Kelopak mataku terbuka tiba-tiba, kesadaranku dibangkitkan paksa oleh satu suara ringkikan kuda ditengah malam yang membara. Api menjalar cepat ke rumah-rumah kayu beratap jerami, membakar satu gapura hingga berikutnya, malam yang tak pernah kutemui namun terekam hebat dalam kepalaku. Malam dimana pemberontak menerobos masuk keraton arya dwipa, malam dimana pangeran wisnu dan puteri wangi diloloskan oleh raja untuk bersembunyi menyelamatkan diri.
                Hempasan pedang membawaku ke arena lainnya. Kini aku berada di sebuah semak-semak di salah satu pinggiran kota Surabaya, tahun 2011. Lima langkah  didepanku ada sebuah raket tergeletak begitu saja, dan lima langkah berikutnya ada seorang pemuda berlutut menangis mengerang mengutuk hujan. Aku sama sekali belum pernah bertemu dengannya, pun menginjakkan kaki di tempat ini. Tapi aku bisa menjelaskan padamu detail apapun yang terjadi dengan sangat tepat. Aliansyah, nama pemuda itu sedang menangis sehabis bertanding bulutangkis dengan Dr. Diman yang menceritakan satu kenyataan pahit padanya.
                Aku menengadahkan wajahku ke atas, menatap hujan, menyambut jatuhnya. Ketika aku menurunkan pandanganku, scene sudah berganti kembali. Kini aku ada berada di salah satu sudut taman di kota London. Di depanku adalah seorang gadis dan seorang lelaki yang sedang mengobati luka di dagu gadis itu. Seumur hidup aku belum pernah ke London, apalagi berkenalan dengan dua orang di depanku itu. Tapi aku tahu benar bahwa si gadis bernama Kim, dan lelaki di depannya adalah dokter ahli bedah kosmetik bernama Eddy, aku bahkan bisa menceritakanmu lebih detail bagaimana Kim mendapatkan luka di dagunya dan apa yang akan terjadi setelah adegan ini. Aku tahu betul.

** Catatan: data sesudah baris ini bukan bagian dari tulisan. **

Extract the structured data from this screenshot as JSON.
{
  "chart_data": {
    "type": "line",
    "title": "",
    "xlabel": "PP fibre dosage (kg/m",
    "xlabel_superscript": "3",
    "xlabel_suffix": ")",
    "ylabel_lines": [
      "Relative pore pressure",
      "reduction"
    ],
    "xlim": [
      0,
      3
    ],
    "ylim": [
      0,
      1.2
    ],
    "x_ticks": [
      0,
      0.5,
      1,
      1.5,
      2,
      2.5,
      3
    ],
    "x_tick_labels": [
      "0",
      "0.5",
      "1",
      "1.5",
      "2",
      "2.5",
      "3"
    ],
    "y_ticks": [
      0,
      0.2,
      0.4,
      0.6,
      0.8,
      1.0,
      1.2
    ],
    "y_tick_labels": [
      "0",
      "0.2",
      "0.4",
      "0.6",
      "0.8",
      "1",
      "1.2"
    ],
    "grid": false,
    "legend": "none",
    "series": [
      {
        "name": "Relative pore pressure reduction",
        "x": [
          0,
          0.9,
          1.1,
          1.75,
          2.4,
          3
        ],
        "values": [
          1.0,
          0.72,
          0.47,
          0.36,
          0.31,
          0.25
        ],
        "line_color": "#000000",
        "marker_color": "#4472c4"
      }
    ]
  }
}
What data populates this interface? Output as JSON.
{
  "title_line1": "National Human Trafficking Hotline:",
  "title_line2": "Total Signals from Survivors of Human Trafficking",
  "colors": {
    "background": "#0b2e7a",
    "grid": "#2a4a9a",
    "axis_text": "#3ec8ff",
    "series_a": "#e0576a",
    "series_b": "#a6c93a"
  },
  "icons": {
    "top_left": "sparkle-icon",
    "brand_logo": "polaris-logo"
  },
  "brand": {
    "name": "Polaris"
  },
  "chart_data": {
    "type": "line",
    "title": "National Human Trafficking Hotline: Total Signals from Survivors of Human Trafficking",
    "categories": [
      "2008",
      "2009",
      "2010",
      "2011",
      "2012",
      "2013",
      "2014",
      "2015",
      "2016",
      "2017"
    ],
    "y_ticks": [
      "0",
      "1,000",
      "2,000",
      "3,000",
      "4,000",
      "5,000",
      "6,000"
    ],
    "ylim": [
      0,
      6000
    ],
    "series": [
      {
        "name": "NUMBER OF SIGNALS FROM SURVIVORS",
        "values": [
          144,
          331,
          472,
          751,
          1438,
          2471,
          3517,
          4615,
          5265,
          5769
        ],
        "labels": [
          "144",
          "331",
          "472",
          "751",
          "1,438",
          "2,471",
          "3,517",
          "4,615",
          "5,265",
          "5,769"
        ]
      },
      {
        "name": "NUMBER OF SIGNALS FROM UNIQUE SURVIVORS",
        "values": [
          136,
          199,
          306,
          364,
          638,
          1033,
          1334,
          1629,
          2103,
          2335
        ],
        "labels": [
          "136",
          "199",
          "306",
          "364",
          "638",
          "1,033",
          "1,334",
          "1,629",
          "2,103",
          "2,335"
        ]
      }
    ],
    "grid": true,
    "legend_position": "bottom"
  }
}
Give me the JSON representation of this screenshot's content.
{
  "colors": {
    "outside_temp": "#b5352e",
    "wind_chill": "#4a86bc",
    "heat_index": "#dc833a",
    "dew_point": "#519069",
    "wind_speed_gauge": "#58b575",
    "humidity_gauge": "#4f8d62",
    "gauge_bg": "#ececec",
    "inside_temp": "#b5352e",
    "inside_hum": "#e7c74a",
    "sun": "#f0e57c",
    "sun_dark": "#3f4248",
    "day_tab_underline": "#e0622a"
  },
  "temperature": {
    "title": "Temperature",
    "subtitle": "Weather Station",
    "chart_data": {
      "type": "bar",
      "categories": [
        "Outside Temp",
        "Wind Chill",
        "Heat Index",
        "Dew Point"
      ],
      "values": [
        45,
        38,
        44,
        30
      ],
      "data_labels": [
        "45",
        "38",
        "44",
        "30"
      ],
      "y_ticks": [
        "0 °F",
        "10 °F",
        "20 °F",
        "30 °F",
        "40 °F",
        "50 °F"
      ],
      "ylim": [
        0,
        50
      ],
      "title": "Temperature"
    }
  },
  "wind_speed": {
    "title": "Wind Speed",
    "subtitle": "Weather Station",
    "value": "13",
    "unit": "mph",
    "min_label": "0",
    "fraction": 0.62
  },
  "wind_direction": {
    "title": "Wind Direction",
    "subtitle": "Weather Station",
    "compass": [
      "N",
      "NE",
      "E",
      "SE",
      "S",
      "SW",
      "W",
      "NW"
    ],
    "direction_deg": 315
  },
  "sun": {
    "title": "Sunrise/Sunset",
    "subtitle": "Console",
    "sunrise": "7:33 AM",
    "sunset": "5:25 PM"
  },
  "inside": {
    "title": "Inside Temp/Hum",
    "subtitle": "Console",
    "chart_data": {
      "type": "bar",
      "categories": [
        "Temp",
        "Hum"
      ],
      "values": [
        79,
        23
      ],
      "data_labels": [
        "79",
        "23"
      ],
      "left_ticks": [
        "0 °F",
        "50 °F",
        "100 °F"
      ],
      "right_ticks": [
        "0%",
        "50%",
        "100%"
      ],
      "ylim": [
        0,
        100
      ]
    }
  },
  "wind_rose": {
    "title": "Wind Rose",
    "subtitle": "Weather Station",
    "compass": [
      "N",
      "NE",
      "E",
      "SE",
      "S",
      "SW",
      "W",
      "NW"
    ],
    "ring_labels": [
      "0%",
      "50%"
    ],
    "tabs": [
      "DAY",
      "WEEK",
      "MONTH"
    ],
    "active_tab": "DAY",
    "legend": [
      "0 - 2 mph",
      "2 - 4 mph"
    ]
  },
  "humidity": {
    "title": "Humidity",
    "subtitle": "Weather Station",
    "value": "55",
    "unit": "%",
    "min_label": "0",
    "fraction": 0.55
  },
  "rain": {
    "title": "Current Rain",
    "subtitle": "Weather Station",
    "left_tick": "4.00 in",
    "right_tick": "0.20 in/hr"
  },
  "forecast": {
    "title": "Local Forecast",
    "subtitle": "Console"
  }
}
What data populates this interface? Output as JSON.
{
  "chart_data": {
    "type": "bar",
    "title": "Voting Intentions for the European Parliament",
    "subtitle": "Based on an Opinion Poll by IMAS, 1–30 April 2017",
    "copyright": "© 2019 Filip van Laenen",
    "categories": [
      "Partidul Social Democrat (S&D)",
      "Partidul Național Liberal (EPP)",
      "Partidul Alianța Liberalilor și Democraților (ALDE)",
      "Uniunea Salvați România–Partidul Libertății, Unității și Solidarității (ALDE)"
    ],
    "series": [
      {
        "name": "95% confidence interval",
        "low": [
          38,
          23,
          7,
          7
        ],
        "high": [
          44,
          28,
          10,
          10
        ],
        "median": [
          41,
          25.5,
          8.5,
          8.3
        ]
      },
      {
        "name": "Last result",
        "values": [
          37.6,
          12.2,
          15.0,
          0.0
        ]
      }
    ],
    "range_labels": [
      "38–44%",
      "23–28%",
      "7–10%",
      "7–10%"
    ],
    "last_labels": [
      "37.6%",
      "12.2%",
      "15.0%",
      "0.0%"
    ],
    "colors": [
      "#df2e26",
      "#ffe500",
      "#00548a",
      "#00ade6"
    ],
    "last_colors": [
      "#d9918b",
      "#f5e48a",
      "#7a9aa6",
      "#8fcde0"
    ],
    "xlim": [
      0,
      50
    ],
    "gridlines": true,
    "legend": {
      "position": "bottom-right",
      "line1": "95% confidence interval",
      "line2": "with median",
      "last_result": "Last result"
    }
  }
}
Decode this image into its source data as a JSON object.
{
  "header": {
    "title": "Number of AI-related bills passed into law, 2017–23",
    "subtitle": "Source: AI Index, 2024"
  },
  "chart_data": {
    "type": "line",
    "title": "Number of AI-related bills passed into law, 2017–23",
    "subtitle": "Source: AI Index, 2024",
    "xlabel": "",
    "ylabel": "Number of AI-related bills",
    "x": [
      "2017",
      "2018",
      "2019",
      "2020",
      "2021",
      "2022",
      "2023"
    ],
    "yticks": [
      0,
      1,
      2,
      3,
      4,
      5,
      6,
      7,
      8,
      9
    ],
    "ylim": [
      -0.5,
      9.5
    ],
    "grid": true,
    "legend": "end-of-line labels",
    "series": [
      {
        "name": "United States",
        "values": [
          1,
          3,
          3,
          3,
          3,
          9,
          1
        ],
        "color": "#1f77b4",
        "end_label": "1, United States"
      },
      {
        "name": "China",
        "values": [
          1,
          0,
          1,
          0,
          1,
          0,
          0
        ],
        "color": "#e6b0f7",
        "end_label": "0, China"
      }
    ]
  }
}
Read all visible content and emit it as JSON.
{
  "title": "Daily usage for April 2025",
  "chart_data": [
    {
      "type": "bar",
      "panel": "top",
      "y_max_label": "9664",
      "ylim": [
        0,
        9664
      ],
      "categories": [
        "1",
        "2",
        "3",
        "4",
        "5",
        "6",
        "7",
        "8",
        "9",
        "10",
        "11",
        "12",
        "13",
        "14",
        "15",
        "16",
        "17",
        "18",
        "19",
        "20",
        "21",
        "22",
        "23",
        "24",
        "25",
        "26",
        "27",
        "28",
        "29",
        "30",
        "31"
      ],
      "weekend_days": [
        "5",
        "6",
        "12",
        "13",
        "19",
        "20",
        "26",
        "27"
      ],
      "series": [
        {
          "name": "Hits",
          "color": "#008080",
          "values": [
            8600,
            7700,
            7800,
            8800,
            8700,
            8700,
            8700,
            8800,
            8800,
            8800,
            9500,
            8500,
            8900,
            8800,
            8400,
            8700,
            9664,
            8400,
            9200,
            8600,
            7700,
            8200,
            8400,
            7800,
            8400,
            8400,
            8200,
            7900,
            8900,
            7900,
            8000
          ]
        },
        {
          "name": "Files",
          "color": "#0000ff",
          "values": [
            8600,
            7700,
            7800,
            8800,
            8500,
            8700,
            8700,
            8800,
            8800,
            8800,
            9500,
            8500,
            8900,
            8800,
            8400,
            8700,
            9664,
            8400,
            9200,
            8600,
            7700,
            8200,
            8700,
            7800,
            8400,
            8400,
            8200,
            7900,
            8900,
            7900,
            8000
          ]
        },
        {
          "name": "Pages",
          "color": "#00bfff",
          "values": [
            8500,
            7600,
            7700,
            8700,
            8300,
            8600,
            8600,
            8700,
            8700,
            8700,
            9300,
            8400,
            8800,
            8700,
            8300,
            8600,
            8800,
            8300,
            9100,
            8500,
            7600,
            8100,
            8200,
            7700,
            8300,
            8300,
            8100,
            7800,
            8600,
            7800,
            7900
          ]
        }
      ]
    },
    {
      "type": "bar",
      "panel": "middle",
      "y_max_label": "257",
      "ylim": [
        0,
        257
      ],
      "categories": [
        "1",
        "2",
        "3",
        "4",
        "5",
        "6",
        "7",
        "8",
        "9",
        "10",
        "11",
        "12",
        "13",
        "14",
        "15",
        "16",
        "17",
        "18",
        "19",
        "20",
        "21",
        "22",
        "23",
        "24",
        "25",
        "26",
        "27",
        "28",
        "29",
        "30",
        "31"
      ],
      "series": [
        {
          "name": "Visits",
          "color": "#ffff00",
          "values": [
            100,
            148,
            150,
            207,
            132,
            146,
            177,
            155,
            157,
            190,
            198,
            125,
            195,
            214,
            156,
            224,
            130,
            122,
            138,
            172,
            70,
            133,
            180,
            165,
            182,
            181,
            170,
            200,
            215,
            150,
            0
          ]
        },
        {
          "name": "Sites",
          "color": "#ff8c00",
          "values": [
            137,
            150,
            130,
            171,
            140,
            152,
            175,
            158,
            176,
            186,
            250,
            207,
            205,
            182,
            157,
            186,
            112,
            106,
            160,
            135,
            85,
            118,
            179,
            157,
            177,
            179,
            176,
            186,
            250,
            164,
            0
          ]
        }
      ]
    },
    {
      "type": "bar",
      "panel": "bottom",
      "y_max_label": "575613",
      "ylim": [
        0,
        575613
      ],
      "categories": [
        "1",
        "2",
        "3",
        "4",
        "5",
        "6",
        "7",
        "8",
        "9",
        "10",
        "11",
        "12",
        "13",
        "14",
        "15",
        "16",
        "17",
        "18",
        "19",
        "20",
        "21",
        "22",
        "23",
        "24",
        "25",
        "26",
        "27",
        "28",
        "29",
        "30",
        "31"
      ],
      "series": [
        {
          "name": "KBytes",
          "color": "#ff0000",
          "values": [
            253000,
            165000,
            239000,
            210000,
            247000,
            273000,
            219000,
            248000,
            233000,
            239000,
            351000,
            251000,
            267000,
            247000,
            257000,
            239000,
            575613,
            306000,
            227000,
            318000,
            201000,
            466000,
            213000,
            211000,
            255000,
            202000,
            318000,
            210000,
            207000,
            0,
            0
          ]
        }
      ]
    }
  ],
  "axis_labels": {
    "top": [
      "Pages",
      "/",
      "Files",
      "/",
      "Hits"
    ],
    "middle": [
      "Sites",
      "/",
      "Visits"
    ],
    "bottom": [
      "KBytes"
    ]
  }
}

                “Kring……Kring……”
                Suara alarm menarikku kembali ke dunia realita. Menyisakan potongan-potongan gambar mimpi yang berputar seperti film medley. Teori mengatakan bahwa saat terbangun, manusia hanya bisa mengingat paling banyak sekitar 20% dari total mimpinya. Kudakwa sendiri bahwa masih banyak scene yang kualami dibanding apa yang kuingat. Tetapi 20% nya saja sudah mampu menggerakkan jemariku untuk segera menelusuri file di laptopku. Perlu sekitar tiga menit bagiku untuk akhirnya menemukan folder yang kucari. Folder bernama ‘cerpenku’ tersembunyi dalam dengan alamat direktori yang panjang. Empat tahun lalu seakan jariku dapat dengan cepat menemukannya, tapi tidak sekarang. Folder ‘materi kuliah’, ‘referensi paper’ dan ‘jurnal skripsi’ lah yang seringkali kutuju secara default.  
                Aku kehilangan citarasa sastra.
                “Line!”
Suara handphone mengganggu kesyahduanku mengutak atik folder usang ini.
Dari Zia
“File IDSC udah gue kirim ke email lu ya, cek dulu coba”
“Iya nanti ya, sinyal lagi bapuk.”
“Yoo”
“Eh, Zi”
“Naon?”
“Gue baru mimpi.”
“Mimpi naon? Ketemu dosbing skripsi?”
“Bukan, lebih serem.”
“Naon dah”
“I feel like, I was getting in my stories that I have made myself.”
“Huh?”
“Cerpen-cerpen yang pernah gue tulis, karakter-karakter yang pernah gue bikin. I was just seen them all.”
“Ren?”
“Hm?”
“Lu pernah nulis cerpen?”
Ah, aku lupa bahwa Zia mengenalku disaat aku sudah tak familiar dengan penulisan sastra.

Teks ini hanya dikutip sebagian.